Toyota Motor Corporation indicated recently that the company would migrate to lithium ion battery technology for its future hybrid vehicles. Hybrid Synergy View visited with Gary E. Smith, national service technology manager at Toyota Motor Sales, U.S.A., Inc., about lithium ion technology.
Q: Would arrays of off-the-shelf consumer-type lithium batteries work for this purpose? GS: It's possible. However, that is a significant compromise. Some of the earliest non-U.S.-specification Prius cars had racks of rechargeable D batteries, the kind you'd use in a flashlight. These were bulky and were not optimized for the specific use case. So the battery makers optimized the design and formed them into wafer-style packs/collections that make up today's Prius battery packs. I'm sure the lithium ion packs that the battery makers come up with for hybrid cars will likewise be optimized for the special demands that come with automotive use.
Q: Are there important differences between lithium ion and lithium ion polymer batteries? GS: Lithium ion batteries contain a gelatinous material; lithium ion polymer batteries -- usually called lithium polymer -- have the lithium ions deposited on a hard, polymer material. The particular "recipe" that the battery makers will select for hybrid traction batteries will depend on the battery's configuration, placement and desired service life as well as on the demands of constant charging and recharging.
Q: How would today's Prius have to be changed to accommodate lithium ion batteries? GS: The difference would be mainly in the battery management system that regulates the charging and discharging processes.

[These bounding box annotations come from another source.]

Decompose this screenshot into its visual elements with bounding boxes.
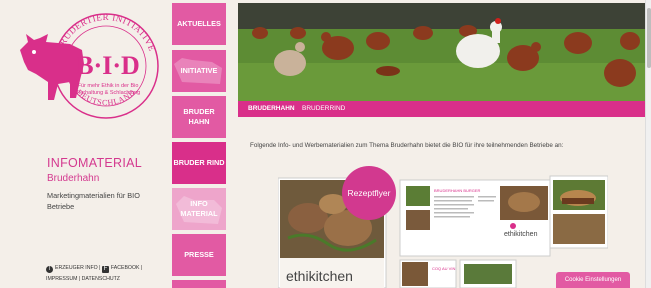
- cow-icon: [20, 34, 84, 100]
- cookie-settings-button[interactable]: Cookie Einstellungen: [556, 272, 630, 288]
- scrollbar-thumb[interactable]: [647, 8, 651, 68]
- footer-erzeuger-label: ERZEUGER INFO: [55, 265, 98, 271]
- nav-label: BRUDER RIND: [173, 158, 225, 167]
- nav-label: AKTUELLES: [177, 19, 221, 28]
- page-subtitle: Bruderhahn: [47, 173, 100, 184]
- flyer-images: ethikitchen BRUDERHAHN BURGER ethikitche…: [277, 175, 609, 288]
- footer-facebook-label: FACEBOOK: [110, 265, 140, 271]
- intro-text: Folgende Info- und Werbematerialien zum …: [250, 142, 564, 149]
- bid-logo[interactable]: BRUDERTIER INITIATIVE DEUTSCHLAND B·I·D …: [14, 8, 164, 126]
- nav-item-presse[interactable]: PRESSE: [172, 234, 226, 276]
- nav-item-bruderhahn[interactable]: BRUDER HAHN: [172, 96, 226, 138]
- logo-tagline-1: Für mehr Ethik in der Bio: [78, 83, 139, 89]
- nav-label: PRESSE: [184, 250, 214, 259]
- brand-large: ethikitchen: [286, 268, 353, 284]
- chickens-photo: [238, 3, 645, 101]
- brand-small: ethikitchen: [504, 231, 538, 238]
- nav-label: INITIATIVE: [180, 66, 218, 75]
- scrollbar[interactable]: [645, 0, 651, 288]
- subnav-bruderhahn[interactable]: BRUDERHAHN: [248, 105, 295, 112]
- info-icon: i: [46, 266, 53, 273]
- flyer-collage[interactable]: ethikitchen BRUDERHAHN BURGER ethikitche…: [277, 168, 609, 288]
- bid-logo-graphic: BRUDERTIER INITIATIVE DEUTSCHLAND B·I·D …: [20, 12, 159, 119]
- main-content: BRUDERHAHN BRUDERRIND Folgende Info- und…: [238, 0, 645, 288]
- main-nav: AKTUELLES INITIATIVE BRUDER HAHN BRUDER …: [172, 0, 228, 288]
- flyer-heading: BRUDERHAHN BURGER: [434, 188, 481, 193]
- nav-label: BRUDER HAHN: [183, 107, 215, 126]
- coq-heading: COQ AU VIN: [432, 266, 455, 271]
- subnav-bruderrind[interactable]: BRUDERRIND: [302, 105, 345, 112]
- nav-item-aktuelles[interactable]: AKTUELLES: [172, 3, 226, 45]
- rezeptflyer-badge: Rezeptflyer: [342, 166, 396, 220]
- facebook-icon: f: [101, 266, 109, 273]
- footer-link-datenschutz[interactable]: DATENSCHUTZ: [82, 276, 120, 282]
- sub-nav: BRUDERHAHN BRUDERRIND: [238, 101, 645, 117]
- logo-tagline-2: Tierhaltung & Schlachtung: [76, 90, 140, 96]
- nav-item-bruderrind[interactable]: BRUDER RIND: [172, 142, 226, 184]
- page-title: INFOMATERIAL: [47, 156, 143, 170]
- footer-link-erzeuger[interactable]: i ERZEUGER INFO: [46, 265, 98, 273]
- page-description: Marketingmaterialien für BIO Betriebe: [47, 191, 140, 211]
- nav-label: INFO MATERIAL: [180, 199, 218, 218]
- footer-links: i ERZEUGER INFO | f FACEBOOK | IMPRESSUM |…: [46, 263, 170, 285]
- nav-item-more[interactable]: [172, 280, 226, 288]
- left-sidebar: BRUDERTIER INITIATIVE DEUTSCHLAND B·I·D …: [0, 0, 172, 288]
- hero-image: [238, 3, 645, 101]
- nav-item-initiative[interactable]: INITIATIVE: [172, 50, 226, 92]
- footer-link-facebook[interactable]: f FACEBOOK: [101, 265, 140, 273]
- logo-initials: B·I·D: [76, 51, 140, 80]
- divider: |: [140, 265, 143, 271]
- nav-item-infomaterial[interactable]: INFO MATERIAL: [172, 188, 226, 230]
- footer-link-impressum[interactable]: IMPRESSUM: [46, 276, 77, 282]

Q: How do the costs compare to nickel-metal hydride batteries? GS: I would expect the first lithium ion traction batteries to be more expensive than today's nickel-metal hydride types, but when they get into large-scale production, their costs will continue to get lower.
Q: Would lithium ion batteries be required if Toyota develops a plug-in hybrid? GS: If not required, certainly desirable. The same energy density advantages would be especially beneficial to plug-ins, which would impose greater demands during all-electric range.
Q: Is lithium ion the solution? GS: Lithium is certainly what's next in this type of energy storage. I am optimistic that lithium will offer compelling advantages in weight, size, cost and range that will have a positive effect on the ownership experience in future hybrids, plug-ins or electric vehicles.